今回、偏差値について取り上げたいと思いました。

どのような評価方法なのか。
受験においては大変便利である一方、人生の長い期間にわたってとらわれかねない危険性のある「ツール」であるということをお伝えしたいなと思いました。

相対評価と絶対評価

絶対評価

ある基準にもとづいて、合否や評価を決める方法です。
例えば、

  • 「80点以上は全員合格」

  • 「まじめに取り組んで頑張った人は全員〇(マル)」

など。

メリット:
 他人は関係なく、自分としての頑張りが評価されやすい点
デメリット:
 入試のように定員がある場合などに対応できない

相対評価

SとかA、優とか良など、それぞれ評価に対する人数(あるいは割合)があらかじめ決まっている評価です。

メリット:
 集団の中での自分の立ち位置がわかりやすい
デメリット:
 「自分なりに頑張った」は評価されにくい

テーマである偏差値も相対評価に基づいています。
偏差値50は全体の何%、60は何%、70は何% というように定員が割り振られます。

ちなみに私たちの時代は、通知表の成績も相対評価でした。
例えば1~5の5段階評価をつける場合、
5は何人、4は何人、、、というふうに割り振りが決まっていました。

自分なりに真剣に取り組んで頑張ったとしても、みんなのレベル(平均)が高ければ、成績としては評価されないということになります。
学校成績において「自分なりのがんばり」は評価されにくい時代でした。

入試においても、基本、試験の点数が1点でも高い方が合格です。
内申書は、同点が二人いて、どちらかを合格、不合格にしなくてはならない時に参考にする程度、と言われていました。

シビアとも言えますし、学生生活が堕落してしまった人でも試験で逆転のチャンスをもらえる、とも言えます。

現在は、絶対評価に基づく内申点が入試に反映されますので、普段の頑張りも評価してもらえるのはメリットといえますが、
先生に好まれるような生徒、ふるまいといった恣意的になりかねない要素が気にならないといえばウソになります。

偏差値の概要

偏差値は平均を50として、平均からどのくらい上なのか、下なのか、自分の位置がわかるようになっています。

さらに「まあ一応、偏差値の優れている点」は、単に平均からどのくらい離れているかだけではなく、バラツキも加味されている点です。

例えば、100人がある試験を受けました。

  • 「99人が50点で、あなただけが100点でした」という場合

  • 「50人が0点、あなたを含む50人が100点でした」という場合

どちらのケースも、平均点はだいたい50点、あなたは100点ですが、この場合、後者は前者の場合よりも偏差値は低く算出されます。

定性的に説明しますと、同じ平均点であったとしても、
「全員が50点のなかで一人だけ100点をとった人は、0点が半数を占めるとはいえ、同じく半数が100点をとってしまうような試験で100点をとった人よりも優れている「確率が高い」と思われる」
というようなことを加味して偏差値に反映されています。

相対評価、絶対評価は目的によるので、どちらが良いとは言えませんが、
入試というレースがある以上、相対評価(偏差値)は、受験生にとっても、保護者の方にとっても、教師にとっても、便利なツールだと思います。

偏差値の内容をもう一度考えてみたい

まず、偏差値は値ごとに定員制だと説明しました。
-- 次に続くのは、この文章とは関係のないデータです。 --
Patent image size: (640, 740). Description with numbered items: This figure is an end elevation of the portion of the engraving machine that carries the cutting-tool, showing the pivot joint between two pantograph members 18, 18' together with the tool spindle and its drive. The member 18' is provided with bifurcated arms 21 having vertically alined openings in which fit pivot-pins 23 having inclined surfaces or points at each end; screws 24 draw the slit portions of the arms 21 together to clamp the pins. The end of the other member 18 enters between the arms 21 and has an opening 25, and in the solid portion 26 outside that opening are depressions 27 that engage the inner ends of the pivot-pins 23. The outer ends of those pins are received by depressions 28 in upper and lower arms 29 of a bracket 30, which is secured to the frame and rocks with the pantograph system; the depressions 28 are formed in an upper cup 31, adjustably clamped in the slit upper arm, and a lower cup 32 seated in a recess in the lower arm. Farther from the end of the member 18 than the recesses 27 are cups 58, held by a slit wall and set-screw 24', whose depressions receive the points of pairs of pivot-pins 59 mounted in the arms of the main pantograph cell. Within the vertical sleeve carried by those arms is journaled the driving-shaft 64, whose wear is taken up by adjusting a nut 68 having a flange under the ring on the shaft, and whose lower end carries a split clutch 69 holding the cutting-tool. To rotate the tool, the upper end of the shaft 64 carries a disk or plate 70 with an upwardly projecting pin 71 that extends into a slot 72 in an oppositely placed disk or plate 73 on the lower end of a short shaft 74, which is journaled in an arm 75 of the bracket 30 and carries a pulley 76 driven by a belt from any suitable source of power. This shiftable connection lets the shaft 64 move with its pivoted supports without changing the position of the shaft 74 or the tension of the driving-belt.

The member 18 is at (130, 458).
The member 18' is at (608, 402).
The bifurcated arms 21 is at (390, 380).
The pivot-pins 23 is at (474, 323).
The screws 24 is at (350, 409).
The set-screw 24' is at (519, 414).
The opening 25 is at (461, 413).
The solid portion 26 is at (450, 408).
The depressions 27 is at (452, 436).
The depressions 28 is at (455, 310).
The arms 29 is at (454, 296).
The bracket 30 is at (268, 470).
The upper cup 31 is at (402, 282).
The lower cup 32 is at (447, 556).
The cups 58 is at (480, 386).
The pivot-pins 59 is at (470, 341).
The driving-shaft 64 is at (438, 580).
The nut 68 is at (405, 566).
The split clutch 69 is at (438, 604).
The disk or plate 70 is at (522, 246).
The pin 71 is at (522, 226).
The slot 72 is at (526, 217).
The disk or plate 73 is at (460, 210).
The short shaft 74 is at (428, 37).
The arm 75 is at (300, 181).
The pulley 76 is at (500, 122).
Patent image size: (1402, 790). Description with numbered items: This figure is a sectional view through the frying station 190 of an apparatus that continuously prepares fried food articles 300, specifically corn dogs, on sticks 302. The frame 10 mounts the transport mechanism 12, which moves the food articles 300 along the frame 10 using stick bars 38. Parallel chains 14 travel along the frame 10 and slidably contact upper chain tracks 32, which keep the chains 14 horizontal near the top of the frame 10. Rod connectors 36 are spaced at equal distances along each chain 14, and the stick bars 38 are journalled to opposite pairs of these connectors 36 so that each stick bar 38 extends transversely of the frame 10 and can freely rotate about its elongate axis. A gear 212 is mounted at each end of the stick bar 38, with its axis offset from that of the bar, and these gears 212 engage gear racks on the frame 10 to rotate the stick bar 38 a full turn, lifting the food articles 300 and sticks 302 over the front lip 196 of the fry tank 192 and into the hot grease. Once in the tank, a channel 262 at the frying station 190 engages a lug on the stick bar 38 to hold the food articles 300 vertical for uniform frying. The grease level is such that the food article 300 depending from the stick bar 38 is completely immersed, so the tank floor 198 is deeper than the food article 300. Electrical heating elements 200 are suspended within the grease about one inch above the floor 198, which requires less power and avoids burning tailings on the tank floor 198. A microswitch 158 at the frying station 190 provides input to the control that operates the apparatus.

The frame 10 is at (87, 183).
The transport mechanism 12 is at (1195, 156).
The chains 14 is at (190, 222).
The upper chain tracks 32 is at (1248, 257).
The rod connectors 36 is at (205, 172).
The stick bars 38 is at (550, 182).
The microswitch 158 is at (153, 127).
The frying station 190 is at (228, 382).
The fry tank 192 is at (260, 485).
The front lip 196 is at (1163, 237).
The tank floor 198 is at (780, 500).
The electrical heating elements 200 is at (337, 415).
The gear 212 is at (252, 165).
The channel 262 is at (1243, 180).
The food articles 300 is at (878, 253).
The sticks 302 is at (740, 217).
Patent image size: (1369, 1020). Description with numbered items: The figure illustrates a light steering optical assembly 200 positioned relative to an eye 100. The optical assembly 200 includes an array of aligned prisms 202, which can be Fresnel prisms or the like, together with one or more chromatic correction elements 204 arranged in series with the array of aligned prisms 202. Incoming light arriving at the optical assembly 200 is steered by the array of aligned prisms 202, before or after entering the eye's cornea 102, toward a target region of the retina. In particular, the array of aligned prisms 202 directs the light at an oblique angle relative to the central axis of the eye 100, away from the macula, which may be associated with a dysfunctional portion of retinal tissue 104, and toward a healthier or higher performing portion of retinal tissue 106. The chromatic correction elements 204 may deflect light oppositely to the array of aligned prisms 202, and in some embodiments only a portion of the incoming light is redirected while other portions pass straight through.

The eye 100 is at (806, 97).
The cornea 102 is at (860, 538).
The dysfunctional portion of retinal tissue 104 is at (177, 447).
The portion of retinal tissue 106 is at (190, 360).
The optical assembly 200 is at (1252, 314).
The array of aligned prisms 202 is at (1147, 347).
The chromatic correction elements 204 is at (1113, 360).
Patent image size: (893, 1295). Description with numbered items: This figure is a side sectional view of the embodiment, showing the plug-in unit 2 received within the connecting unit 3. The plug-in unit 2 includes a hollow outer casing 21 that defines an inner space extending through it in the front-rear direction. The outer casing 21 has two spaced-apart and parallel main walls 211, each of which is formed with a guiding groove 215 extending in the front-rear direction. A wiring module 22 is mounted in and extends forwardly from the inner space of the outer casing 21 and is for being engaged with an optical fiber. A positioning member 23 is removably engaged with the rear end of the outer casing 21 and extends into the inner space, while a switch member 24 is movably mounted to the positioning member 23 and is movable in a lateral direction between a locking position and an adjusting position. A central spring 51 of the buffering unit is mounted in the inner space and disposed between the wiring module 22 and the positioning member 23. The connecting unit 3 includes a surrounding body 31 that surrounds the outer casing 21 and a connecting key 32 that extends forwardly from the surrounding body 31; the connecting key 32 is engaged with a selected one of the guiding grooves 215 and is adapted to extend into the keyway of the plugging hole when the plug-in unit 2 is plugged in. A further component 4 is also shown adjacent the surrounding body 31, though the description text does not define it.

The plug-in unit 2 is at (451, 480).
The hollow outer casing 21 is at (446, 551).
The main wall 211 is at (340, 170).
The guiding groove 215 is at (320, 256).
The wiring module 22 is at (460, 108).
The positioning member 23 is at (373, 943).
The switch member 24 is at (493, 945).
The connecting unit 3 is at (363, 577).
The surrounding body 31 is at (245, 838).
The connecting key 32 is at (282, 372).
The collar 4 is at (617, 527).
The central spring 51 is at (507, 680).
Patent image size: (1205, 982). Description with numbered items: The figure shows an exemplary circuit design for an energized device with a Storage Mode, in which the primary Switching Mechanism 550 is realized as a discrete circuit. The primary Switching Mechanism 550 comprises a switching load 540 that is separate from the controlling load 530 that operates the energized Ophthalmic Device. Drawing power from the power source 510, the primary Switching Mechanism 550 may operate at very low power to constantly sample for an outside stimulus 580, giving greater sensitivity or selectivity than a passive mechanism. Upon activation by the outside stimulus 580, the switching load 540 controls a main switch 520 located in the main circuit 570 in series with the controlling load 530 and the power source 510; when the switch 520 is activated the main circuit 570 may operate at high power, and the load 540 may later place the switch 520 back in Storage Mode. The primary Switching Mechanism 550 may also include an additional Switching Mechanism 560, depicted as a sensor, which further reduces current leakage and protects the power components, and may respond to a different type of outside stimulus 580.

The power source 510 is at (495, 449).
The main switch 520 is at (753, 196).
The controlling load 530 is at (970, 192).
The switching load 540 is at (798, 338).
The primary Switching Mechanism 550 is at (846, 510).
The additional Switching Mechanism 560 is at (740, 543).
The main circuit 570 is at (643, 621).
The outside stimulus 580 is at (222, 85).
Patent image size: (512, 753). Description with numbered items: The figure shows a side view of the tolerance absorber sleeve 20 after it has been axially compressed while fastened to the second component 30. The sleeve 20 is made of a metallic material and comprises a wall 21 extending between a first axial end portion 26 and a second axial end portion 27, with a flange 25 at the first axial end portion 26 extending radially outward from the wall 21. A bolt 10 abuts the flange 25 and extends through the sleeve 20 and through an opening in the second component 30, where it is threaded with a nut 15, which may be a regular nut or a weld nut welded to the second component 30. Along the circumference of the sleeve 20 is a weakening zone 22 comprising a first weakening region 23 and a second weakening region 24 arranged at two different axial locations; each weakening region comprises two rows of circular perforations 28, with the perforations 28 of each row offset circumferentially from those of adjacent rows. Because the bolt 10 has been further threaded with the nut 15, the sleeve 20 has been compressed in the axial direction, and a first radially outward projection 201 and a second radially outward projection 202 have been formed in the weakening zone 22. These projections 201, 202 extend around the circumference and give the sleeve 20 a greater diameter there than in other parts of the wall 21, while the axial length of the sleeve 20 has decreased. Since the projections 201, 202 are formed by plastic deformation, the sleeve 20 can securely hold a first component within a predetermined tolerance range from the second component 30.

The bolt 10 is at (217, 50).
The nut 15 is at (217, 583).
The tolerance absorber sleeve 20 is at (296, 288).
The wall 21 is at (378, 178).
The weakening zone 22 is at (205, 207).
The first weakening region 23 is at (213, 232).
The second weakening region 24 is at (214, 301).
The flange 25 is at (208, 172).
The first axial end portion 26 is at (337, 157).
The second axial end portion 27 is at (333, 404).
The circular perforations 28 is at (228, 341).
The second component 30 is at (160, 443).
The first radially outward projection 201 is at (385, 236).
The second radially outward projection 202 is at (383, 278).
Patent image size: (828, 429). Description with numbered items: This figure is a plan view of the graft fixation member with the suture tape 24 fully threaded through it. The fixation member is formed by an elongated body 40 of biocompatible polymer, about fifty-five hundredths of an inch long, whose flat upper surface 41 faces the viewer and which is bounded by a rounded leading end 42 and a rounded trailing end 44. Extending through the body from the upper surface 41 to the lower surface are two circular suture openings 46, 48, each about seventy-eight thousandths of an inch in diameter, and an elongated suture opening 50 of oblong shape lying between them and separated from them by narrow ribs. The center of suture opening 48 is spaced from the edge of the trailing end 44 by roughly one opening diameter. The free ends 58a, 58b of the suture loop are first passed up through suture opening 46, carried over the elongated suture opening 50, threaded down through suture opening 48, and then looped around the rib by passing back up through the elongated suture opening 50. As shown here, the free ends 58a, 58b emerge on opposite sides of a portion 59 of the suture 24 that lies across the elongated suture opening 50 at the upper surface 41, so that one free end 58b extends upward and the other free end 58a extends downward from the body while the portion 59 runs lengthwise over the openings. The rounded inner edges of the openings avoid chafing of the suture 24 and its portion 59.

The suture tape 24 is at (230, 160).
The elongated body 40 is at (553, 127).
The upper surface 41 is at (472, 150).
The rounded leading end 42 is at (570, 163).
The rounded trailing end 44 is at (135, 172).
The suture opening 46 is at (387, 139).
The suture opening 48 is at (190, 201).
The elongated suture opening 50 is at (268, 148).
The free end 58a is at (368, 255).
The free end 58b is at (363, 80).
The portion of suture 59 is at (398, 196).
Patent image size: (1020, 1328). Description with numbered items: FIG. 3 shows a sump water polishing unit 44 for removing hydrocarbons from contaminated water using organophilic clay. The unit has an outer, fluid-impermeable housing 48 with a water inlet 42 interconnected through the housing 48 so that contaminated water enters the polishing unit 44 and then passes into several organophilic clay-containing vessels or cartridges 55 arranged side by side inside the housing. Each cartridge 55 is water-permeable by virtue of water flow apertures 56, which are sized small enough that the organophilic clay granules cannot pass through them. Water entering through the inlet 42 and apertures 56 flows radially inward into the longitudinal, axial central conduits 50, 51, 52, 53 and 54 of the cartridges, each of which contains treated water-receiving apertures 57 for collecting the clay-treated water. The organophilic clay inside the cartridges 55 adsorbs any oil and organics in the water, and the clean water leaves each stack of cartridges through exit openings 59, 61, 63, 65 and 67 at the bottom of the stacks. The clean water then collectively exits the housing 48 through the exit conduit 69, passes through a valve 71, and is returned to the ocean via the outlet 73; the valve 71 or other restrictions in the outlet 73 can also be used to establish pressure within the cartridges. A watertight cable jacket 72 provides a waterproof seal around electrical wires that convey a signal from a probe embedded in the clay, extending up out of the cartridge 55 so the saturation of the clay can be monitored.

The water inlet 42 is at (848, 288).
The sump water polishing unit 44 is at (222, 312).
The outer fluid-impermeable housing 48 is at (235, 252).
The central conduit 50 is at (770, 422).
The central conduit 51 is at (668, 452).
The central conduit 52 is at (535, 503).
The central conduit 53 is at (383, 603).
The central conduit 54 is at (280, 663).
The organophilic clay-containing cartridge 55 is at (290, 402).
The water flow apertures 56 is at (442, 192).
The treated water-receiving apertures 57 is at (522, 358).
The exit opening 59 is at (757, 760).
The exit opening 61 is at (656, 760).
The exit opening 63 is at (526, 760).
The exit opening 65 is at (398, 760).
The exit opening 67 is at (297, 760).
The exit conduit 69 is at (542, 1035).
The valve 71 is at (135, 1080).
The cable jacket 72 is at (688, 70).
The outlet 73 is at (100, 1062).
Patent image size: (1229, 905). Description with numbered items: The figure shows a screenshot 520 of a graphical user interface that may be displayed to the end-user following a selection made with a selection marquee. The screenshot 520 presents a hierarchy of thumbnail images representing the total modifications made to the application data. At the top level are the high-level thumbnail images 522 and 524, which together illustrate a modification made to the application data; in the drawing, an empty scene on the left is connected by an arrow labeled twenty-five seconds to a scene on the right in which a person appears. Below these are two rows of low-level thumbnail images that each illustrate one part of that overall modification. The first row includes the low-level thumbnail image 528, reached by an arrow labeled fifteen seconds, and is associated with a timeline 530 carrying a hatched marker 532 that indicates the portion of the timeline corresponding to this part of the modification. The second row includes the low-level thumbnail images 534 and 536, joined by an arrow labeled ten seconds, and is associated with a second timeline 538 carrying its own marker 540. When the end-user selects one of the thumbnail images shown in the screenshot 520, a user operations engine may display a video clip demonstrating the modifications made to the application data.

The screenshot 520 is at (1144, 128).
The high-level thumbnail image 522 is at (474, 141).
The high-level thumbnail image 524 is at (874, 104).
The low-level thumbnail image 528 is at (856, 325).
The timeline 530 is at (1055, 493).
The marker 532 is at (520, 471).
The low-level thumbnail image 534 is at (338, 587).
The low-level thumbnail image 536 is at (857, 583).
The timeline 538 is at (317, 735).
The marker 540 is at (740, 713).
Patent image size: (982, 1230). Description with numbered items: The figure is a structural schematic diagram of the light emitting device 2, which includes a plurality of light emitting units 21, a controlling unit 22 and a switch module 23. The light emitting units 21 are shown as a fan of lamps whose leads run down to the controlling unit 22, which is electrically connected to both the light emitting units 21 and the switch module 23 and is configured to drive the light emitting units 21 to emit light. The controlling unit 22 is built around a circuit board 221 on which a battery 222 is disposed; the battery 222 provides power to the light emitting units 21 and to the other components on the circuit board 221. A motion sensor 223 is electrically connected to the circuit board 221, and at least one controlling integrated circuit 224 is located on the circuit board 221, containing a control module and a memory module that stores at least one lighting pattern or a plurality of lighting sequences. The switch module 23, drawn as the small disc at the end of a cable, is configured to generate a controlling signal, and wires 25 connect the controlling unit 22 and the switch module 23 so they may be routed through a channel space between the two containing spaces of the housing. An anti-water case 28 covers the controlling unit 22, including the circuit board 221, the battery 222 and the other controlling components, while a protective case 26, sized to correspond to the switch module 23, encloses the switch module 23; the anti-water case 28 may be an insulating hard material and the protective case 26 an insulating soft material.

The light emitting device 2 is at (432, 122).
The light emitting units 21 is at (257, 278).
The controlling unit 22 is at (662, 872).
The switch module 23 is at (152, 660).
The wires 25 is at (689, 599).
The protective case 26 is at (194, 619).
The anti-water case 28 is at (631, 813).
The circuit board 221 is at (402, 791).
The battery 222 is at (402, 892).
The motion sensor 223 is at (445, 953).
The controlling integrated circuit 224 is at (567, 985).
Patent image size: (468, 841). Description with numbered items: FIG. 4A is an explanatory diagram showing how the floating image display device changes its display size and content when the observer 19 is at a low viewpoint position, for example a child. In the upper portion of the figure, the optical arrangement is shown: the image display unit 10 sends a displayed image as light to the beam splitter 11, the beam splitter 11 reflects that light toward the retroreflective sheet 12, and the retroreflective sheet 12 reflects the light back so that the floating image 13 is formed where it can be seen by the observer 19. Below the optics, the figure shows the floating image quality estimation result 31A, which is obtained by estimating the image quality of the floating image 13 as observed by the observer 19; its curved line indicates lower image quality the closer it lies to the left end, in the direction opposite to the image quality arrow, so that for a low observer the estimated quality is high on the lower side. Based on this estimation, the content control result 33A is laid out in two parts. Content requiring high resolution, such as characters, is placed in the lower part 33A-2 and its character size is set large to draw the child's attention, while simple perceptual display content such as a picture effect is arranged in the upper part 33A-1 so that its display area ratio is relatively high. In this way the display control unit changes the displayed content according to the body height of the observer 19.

具体的には、

偏差値70・・・100人中 2~3位(おおむね44人に一人の逸材)
偏差値65・・・100人中 6~7位(おおむね15人に一人の逸材)
偏差値60・・・100人中 15~16位(おおむね6人に一人の逸材)
偏差値55・・・100人中 30~31位(おおむね3人に一人の逸材)
偏差値50・・・100人中 50位(2人に一人の逸材)

大まかにこんな感じです。

100人中 2~3位ですから、多くの人にとって、偏差値70は「高嶺の花」のように感じると思いますし、もちろん偏差値70はすごいです。
また、それをずっとキープし続ける子もいますので、その努力に対して素直に称賛すべきだと思います。

でもちょっと考えていただきたいのは、
100人中2 ~3位って、2~3クラスに2人程度の秀才ということですし、
私の時代は、1クラス40人以上が当たり前でしたので、クラスに一人の秀才だったということになりますが、これって人生にわたってドヤれるほどのことではないのかも、という観点は大事です。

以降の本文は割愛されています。